The exhibition, the first of its kind in the UK, is located in the Nature Galleries, on level three of the Ulster Museum and explores a series of themes that encompass life and death, wealth and fashion, and art and technology.

Visitors will be able to discover where elements were created, how they occur naturally, what they look like, how we use them and why they can be dangerous.

Curator of palaeontology for National Museums Northern Ireland, Dr Mike Simms, told the Belfast Telegraph it was inspired by a book by Theodore Gray, in which the relevance of elements to us all is beautifully described.

"It is aimed at everyone," Dr Simms said. "But I want to inspired kids from upper primary to study science.

"I want young people to realise science is not a boring, dry subject but one that is impacts on their life a great deal."

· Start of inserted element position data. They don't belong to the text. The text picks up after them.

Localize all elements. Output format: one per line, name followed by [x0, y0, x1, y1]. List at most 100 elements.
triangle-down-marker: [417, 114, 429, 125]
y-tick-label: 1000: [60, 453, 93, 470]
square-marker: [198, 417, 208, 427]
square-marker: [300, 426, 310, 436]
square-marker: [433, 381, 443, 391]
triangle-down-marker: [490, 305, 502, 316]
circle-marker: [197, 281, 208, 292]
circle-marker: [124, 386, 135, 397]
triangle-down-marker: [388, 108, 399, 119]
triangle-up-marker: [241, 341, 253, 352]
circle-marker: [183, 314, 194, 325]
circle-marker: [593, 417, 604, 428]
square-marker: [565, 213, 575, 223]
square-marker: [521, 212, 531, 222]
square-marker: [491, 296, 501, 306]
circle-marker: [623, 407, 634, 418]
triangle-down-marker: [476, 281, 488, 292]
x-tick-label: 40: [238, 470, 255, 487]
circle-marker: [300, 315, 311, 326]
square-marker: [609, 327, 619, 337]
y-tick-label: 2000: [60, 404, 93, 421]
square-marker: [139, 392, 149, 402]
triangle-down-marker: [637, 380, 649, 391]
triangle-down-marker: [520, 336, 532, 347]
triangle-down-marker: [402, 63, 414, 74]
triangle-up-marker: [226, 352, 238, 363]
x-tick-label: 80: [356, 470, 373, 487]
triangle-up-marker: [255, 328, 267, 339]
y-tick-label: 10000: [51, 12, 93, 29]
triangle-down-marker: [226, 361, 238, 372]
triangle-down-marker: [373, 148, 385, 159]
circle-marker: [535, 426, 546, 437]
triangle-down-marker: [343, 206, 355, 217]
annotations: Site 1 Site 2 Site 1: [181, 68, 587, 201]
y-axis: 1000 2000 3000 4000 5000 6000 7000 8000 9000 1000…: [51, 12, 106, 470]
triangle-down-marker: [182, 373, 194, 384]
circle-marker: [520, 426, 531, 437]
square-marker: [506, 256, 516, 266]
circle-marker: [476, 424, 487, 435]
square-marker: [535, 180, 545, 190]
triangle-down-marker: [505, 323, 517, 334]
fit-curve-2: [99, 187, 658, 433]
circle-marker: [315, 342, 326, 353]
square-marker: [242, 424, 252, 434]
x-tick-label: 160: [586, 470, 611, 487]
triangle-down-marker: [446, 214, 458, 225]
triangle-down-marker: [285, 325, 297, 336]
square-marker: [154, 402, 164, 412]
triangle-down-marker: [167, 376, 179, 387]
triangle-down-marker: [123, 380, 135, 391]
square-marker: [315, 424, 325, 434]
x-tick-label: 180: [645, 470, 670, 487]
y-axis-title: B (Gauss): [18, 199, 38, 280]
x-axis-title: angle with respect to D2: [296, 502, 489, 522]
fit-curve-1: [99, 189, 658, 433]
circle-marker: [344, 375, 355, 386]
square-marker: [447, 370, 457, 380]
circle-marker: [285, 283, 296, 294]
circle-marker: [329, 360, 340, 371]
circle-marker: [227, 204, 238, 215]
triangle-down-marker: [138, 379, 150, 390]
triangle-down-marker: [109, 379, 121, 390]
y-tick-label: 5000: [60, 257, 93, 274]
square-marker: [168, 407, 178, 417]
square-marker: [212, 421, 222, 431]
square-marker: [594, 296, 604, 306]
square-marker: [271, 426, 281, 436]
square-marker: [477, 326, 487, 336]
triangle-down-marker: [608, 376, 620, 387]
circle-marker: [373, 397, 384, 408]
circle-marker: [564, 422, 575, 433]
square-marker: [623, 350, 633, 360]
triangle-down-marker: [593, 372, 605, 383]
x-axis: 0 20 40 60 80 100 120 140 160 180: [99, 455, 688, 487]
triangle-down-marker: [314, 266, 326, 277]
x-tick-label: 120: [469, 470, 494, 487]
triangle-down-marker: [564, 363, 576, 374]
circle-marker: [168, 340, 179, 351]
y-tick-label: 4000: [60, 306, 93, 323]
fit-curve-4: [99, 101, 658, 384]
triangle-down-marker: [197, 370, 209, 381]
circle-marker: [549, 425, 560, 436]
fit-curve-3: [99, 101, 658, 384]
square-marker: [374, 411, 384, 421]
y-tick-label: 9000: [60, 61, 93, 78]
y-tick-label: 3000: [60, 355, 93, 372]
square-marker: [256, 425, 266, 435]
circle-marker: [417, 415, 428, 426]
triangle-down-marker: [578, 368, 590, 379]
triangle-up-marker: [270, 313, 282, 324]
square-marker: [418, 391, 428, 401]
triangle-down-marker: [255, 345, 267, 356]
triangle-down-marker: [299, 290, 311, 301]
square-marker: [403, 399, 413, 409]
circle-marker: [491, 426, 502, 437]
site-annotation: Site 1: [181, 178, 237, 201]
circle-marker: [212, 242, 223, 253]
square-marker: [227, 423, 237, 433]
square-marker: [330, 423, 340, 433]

This free exhibition will appeal to families and young adults and will support the delivery of the Science, Technology, Engineering and Maths (Stem) agenda for schools.

The exhibition shows that behind our modern lifestyle lie elements most people have never heard of, gallium and terbium in electric lights; tantalum – the rarest non-radioactive element – in mobile phones, and indium in touch screens.

Visitors will also be able to explore how poisonous elements, such as lead, mercury and arsenic, were used in cosmetics and medicine until surprisingly recently.

Elements is supported by the Foyle Foundation, Friends of the Ulster Museum, Power NI and its parent company Viridian Group.